The U.S. Department of Justice (DOJ) has scheduled the execution of a 2007 murder convict who will be the first woman to be put to death by the federal government in almost seven decades.
Lisa Montgomery was sentenced to death in 2007 at the U.S. District Court for the Western District of Missouri for kidnapping resulting in death. Her death sentence came after a jury found her guilty of strangulating an eight months pregnant Missouri woman to death before cutting open her womb and abducting the baby in 2004. She is expected to receive a lethal injection on Dec. 4 at the U.S. Penitentiary Terre Haute, Ind., the DOJ said in a statement. The DOJ has also scheduled on Dec. 10 the execution of Brandon Bernard who was found guilty of murdering two youth ministers in 1999, according to the statement. Bernard will also receive a lethal injection.

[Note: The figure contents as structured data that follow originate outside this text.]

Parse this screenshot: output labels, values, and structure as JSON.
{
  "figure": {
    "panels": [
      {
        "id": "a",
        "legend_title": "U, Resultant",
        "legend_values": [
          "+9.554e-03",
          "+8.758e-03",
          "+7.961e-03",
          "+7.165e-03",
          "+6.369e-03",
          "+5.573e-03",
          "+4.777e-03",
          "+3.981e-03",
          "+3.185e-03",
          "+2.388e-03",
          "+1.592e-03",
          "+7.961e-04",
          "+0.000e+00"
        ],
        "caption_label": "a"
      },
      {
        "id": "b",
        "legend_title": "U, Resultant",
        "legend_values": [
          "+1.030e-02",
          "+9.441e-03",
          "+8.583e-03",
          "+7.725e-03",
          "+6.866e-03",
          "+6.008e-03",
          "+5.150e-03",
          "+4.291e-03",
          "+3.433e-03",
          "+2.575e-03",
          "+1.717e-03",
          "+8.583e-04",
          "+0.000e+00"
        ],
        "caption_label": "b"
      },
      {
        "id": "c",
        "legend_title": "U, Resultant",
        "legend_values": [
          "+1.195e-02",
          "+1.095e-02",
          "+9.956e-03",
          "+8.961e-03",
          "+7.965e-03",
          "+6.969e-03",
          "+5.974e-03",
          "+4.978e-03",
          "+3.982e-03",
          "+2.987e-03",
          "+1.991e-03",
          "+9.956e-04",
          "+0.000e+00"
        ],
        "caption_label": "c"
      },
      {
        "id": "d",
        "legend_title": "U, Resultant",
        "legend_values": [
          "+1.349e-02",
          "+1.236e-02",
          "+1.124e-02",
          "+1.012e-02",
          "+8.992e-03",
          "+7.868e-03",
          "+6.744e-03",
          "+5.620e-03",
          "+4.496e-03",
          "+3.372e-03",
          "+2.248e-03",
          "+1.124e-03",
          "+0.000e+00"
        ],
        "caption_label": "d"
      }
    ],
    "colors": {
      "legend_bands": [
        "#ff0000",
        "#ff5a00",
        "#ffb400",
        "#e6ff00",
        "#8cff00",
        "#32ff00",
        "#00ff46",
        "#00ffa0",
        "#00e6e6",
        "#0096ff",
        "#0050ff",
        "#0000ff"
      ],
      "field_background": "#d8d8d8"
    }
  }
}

The last woman to face capital punishment was Bonnie Heady on Dec. 18, 1953, according to the U.S. Bureau of Prisons. Heady, who was convicted of kidnapping and killing the 6-year-old son of automobile tycoon Robert Green lease in Missouri, was executed in a gas chamber. Montgomery will be the eighth federal prisoner to be executed this year after the Supreme Court ordered the resumption of the federal death penalty in July 2019, ending a federal moratorium on executions that had been in effect since 2003. The first federal prisoner to be put to death after the hiatus was Daniel Lewis Lee, a member of a white supremacist group who was convicted of killing a family of three, including an eight-year-old girl. Lethal injection as a punishment was made legal in the U.S. in 1977 as an alternative to hanging. Until 2009, most states have used a three-drug combination in lethal injections, but eight states have later resorted to a new single-drug lethal injection method in the wake of a nationwide drug shortage which occurred after death penalty opponents run a global campaign, cutting off the supplies of drugs.